Towards the end of every year, it’s customary for newspapers, magazines and TV channels to provide their readers with analyses of what happened in the year that has gone by and provide predictions for the year to come. However, at least in the field of investments, the last two years should have been enough to cure anyone of the need to read predictions and the tendency to believe in them. When 2008 was beginning, many pundits expected a somewhat dull year, but none, absolutely none, had any inkling of the kind of nightmare it would turn out to be.
A year later, we had swung to the other extreme. Predictions for 2009 were generally pessimistic. The most common idea was that, while the worst was over on the investment markets, recovery would be slow and difficult. As it turned out, both points were wrong. The worst was not over for investments — the low point came in March. And certainly, the recovery of equity assets has been anything, but slow.
So, what does the year to come hold?
At this point, there is absolutely no ground for any euphoria. Fund investors have seen value of their investments climb up to a point that is much higher than the low, but not quite the previous high. For investors, who had rushed large chunks of money into hot funds of the day back in late 2007, a good amount of losses still remain. Compared to December, 2009, a good 60-odd of 220 diversified equity mutual funds are still down by more than a quarter of their value. Some of these had stocks in their portfolios that were so far off the mark, that they have recovered very little of the value they lost and there can’t be much hope of investors ever recouping the vanished money.
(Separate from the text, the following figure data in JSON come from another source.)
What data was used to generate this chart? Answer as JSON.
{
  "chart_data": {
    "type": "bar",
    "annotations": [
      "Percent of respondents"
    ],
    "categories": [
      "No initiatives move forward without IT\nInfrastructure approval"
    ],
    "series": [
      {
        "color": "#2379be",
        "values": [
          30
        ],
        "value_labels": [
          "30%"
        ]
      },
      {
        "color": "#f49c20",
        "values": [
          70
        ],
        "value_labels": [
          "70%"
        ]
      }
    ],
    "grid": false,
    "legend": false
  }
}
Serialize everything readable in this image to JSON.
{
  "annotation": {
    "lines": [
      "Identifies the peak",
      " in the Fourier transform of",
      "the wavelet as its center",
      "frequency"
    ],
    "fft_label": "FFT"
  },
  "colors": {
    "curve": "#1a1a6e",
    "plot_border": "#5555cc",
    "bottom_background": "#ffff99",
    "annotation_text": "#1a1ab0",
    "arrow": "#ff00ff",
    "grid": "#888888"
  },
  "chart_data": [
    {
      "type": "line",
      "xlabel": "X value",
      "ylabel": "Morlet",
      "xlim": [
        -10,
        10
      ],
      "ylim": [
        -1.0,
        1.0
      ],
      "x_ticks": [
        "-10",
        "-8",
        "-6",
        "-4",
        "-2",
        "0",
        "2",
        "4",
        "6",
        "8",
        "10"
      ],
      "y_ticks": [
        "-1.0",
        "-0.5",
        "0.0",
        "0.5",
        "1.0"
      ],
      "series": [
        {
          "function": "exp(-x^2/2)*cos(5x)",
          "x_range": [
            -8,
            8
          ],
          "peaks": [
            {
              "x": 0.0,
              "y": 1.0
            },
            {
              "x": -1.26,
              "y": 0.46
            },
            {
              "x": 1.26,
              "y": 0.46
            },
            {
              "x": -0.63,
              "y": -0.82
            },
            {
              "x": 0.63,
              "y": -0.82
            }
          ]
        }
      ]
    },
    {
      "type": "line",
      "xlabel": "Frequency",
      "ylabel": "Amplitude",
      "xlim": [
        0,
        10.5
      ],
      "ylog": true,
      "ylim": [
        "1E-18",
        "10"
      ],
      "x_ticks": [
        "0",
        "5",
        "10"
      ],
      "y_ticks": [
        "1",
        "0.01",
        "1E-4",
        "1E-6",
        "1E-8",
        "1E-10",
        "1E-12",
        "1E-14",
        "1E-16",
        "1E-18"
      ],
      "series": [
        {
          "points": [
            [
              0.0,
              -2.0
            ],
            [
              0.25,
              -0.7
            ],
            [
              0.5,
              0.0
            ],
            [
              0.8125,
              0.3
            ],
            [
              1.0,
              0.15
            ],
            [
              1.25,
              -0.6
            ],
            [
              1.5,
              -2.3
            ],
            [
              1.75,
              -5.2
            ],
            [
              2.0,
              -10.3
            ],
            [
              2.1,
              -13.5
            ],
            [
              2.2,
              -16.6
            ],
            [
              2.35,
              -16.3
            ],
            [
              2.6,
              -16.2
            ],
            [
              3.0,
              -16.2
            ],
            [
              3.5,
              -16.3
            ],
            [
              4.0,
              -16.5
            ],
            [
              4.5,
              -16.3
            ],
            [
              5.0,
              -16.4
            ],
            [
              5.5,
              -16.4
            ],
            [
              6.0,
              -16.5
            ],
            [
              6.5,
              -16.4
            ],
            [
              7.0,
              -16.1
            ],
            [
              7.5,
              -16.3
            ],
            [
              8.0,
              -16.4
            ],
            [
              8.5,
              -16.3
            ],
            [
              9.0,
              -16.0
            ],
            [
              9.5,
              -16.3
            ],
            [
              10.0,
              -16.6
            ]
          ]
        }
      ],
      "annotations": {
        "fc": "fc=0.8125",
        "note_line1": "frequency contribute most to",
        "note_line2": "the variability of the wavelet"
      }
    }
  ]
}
Clearly, the rapid recovery of value that happened towards the middle of the year has now mellowed. Till this point, the recovery of equity values has been driven largely by the realisation that things were not as bad as feared and by the huge amount of liquidity sloshing around the globe, much of it the result of governments running their printing presses overtime.
In India, we’ve seen corporate results recover on refilling of inventory and on cutting of costs. I firmly believe that the real test is yet to come. Everything depends on how the economy does from here on.
Also, in a certain sense, the more vocal parts of the investing community has entered the same psychological zone that it was in during much of 2007. There is this enormous tendency to believe all the good news and discount all the bad news. So, when I say that everything depends on how the economy does, what is most likely to happen is that there won’t be any clear signals for extended periods of time, but given excess liquidity, it will be easy to talk equity prices up during these phases. This will be interspersed by bouts of panic as we saw briefly during the Dubai crisis earlier.
For mutual fund investors, it will be best to focus on making stable investments in large-cap funds and avoid getting carried away by either the euphoria, or the panic.